Por su parte, Jaxson Hayes, por su parte, protagonizó una de las volcadas menos recordadas en la historia del certamen al calcular mal su salto y ejecutar una volcada sin variantes, lo que lo alejó de la pelea por el título. “Es la peor volcada de la historia”, citó el medio estadounidense Fox Sports en un artículo sobre dicha acción y muchos fanáticos en las redes sociales apoyaron ese comentario por el nivel de las jugadas durante el sábado de acción en el estadio de Los Ángeles Clippers.

Al consagrarse, Johnson reflexionó: “Es difícil inventar cosas nuevas en cada jugada, pero nadie hace mates iguales.
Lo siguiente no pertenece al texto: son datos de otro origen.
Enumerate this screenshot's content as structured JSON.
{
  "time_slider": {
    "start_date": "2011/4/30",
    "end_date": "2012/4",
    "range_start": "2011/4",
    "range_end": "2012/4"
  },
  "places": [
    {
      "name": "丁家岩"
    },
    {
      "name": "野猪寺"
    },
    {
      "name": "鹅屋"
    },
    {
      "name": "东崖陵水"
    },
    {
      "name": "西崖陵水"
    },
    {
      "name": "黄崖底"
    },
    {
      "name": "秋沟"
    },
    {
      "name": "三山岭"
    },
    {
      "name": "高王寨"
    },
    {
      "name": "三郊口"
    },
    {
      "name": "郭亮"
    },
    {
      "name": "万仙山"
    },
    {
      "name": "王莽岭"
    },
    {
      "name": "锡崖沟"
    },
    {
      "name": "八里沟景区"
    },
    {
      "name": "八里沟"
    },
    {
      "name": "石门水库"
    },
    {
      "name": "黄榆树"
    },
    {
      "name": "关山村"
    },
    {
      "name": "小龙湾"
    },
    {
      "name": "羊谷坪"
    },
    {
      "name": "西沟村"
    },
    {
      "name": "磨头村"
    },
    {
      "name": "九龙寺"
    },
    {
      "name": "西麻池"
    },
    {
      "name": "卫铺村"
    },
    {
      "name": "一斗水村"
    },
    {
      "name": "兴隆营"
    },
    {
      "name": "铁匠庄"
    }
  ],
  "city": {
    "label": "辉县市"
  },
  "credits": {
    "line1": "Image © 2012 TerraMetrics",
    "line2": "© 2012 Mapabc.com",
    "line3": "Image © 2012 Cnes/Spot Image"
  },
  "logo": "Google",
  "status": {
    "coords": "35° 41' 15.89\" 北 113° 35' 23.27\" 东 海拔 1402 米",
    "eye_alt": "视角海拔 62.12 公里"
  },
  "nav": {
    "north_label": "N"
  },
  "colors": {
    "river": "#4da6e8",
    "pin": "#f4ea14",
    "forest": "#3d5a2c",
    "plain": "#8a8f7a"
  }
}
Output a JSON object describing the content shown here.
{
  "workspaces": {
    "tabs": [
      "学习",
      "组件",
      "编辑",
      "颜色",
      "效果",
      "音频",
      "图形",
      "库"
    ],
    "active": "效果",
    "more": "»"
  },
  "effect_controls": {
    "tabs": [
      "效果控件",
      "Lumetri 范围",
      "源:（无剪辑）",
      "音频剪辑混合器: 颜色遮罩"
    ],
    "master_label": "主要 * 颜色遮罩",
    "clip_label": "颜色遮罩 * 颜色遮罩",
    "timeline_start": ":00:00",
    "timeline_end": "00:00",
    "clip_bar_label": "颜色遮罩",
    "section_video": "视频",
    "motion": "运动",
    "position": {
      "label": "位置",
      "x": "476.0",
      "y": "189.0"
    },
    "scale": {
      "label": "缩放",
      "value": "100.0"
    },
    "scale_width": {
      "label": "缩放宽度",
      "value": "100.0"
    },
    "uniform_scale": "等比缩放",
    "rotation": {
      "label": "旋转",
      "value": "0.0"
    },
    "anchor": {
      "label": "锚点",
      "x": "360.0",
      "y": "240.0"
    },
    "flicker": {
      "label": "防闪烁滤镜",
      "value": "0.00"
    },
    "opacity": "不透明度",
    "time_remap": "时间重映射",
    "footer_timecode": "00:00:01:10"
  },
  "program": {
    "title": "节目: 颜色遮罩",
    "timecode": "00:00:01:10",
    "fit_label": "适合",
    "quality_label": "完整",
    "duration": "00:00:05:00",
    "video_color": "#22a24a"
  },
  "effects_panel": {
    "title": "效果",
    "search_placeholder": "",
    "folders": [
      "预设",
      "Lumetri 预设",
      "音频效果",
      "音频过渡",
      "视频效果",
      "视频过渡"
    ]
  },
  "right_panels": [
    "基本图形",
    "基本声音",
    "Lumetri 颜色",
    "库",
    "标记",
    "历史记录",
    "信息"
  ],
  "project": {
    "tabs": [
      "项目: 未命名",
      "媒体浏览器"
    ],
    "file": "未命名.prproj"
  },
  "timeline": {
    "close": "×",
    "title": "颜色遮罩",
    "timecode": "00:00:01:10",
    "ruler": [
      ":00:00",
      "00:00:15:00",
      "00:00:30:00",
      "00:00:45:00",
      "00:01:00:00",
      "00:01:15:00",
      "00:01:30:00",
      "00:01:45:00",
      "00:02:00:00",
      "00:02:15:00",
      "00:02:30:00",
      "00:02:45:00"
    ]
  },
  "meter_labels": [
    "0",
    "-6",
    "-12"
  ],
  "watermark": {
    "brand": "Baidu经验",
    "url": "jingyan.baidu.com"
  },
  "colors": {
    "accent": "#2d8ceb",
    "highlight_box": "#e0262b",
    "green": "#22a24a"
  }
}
Cada uno tiene su propio arte, que aplica a algo que probablemente ya haya hecho alguien más. Yo simplemente salgo y le pongo mi propio toque”, expresó.

En el concurso de triples, la noche también fue histórica. Damian Lillard, base de los Portland Trail Blazers, se coronó campeón por tercera vez consecutiva, igualando marcas que solo ostentan leyendas como Larry Bird y Craig Hodges. Lillard anotó 29 puntos en la ronda final, disputada en el Intuit Dome de Inglewood, y se consolidó como uno de los tiradores más destacados de la historia del evento.